Dal matrimonio con Pellegrina Testa erano nati al D. quattro figli: Baldassarre (mercante facoltoso, "de confinio sancti Cassiani", morto forse nel 1484: cfr. Arch. di Stato di Venezia, Notarile Testamenti, Bonicardi Gerolamo, b. 69, n. 76), Andrea (segretario del Senato e dei Dieci, svolse diversi incarichi di fiducia e ne ebbe in premio, il 30 ott. 1482, un "officium scribaniae vel massariae" vitalizio; marito di Agnese Franco, fu padre di Piero, Gerolamo - segretario anch'egli, in servizio presso la legazione spagnola nel primo '500 -, Marino, giudice del Proprio, Perina, Maddalena, Dardania ed Elena), Chiara (sposata nel 1452 a Gian Domenico Minio) ed Alvise.
Il D. morì, presumibilmente a Venezia, prima del 1484, ma ebbe sepoltura definitiva in S. Alvise solo nel 1496.
Fonti e Bibl.: Arch. di Stato di Venezia, Miscell. codici, I, Storia veneta 5: M. Toderini, Cittadini, II, cc. 723 (anche per Andrea), 725; Venezia, Bibl. d.

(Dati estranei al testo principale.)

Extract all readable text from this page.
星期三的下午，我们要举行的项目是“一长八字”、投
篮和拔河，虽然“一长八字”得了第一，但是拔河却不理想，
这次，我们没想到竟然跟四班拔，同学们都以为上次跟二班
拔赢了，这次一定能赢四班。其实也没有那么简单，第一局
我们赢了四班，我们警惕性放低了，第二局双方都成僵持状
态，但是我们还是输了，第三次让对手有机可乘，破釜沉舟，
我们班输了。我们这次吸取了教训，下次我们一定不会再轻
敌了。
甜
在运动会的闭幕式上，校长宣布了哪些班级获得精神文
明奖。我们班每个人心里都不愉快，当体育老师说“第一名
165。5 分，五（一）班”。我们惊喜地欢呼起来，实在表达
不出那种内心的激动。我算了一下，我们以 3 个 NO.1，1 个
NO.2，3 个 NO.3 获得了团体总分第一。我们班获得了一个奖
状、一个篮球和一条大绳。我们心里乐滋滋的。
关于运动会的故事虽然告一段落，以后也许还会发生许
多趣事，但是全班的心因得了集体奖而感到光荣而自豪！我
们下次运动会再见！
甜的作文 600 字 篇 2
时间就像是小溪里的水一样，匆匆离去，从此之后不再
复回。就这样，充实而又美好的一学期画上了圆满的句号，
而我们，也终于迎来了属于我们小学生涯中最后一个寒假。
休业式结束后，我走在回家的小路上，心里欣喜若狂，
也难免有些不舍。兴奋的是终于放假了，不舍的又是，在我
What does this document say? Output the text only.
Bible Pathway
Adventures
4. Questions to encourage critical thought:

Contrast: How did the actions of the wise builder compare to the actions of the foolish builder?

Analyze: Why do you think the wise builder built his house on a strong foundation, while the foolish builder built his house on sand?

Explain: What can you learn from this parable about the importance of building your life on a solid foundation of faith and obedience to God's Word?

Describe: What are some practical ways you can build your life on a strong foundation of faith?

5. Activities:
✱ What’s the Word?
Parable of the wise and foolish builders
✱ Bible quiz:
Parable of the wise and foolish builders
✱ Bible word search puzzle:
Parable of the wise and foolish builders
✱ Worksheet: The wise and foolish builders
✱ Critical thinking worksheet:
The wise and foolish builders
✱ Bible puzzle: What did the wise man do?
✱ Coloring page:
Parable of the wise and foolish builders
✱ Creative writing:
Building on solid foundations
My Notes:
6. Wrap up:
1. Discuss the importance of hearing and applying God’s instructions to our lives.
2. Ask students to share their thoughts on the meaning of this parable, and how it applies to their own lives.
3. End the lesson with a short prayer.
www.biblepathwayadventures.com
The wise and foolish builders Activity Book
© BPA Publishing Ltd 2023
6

Civico Museo Correr, Cod. Cicogna 1159, cc. non num.; 1701, cc. 82 (per Andrea), 83; 2156: Cronica di famiglie cittadinesche originarie venete, cc. 9 (anche per Andrea), 10; Ibid., Mss. Gradenigo-Dolfin 158 n. 83: Corona seconda della Veneta Repubblica, cc.195r, 197r (anche per Andrea); Ibid., Cons. XI. E. 5: E. A. Cicogna [?], Memorie estratte succintamente da varii codici intorno alle famiglie cittadine veneziane, c. 146; Venezia, Bibl. naz. Marciana, Mss. It. cl. VII, 5 (= 7926): A. Zilioli, Le due corone della nobiltà veneziana, II, c. 51r (per Andrea) e 51v; Mss. It.,cl. VII, 27 (= 7761), Cronaca di famiglie cittadine orig. venete, cc. 2r (per Andrea), 2v-3r, 60v (anche per Andrea), 61r, 86v (per Andrea); Mss. It., cl. VII,166 (= 7307): P. Gradenigo, Mem. concernenti le vite de' veneti cancellieri grandi, cc. 45v-46v (c. 46r per il D.); Mss. It., cl. VII, 341 (= 8623): Storia delle famiglie...,c. 39r (anche per Andrea); Mss. It.,cl. VII, 351 (= 8385): A. Zeno, Appunti geneal. e biografici di famiglie venete, c. 21r (anche per Andrea); M. Sanuto, Diarii, V, Venezia 1981, col. 1166.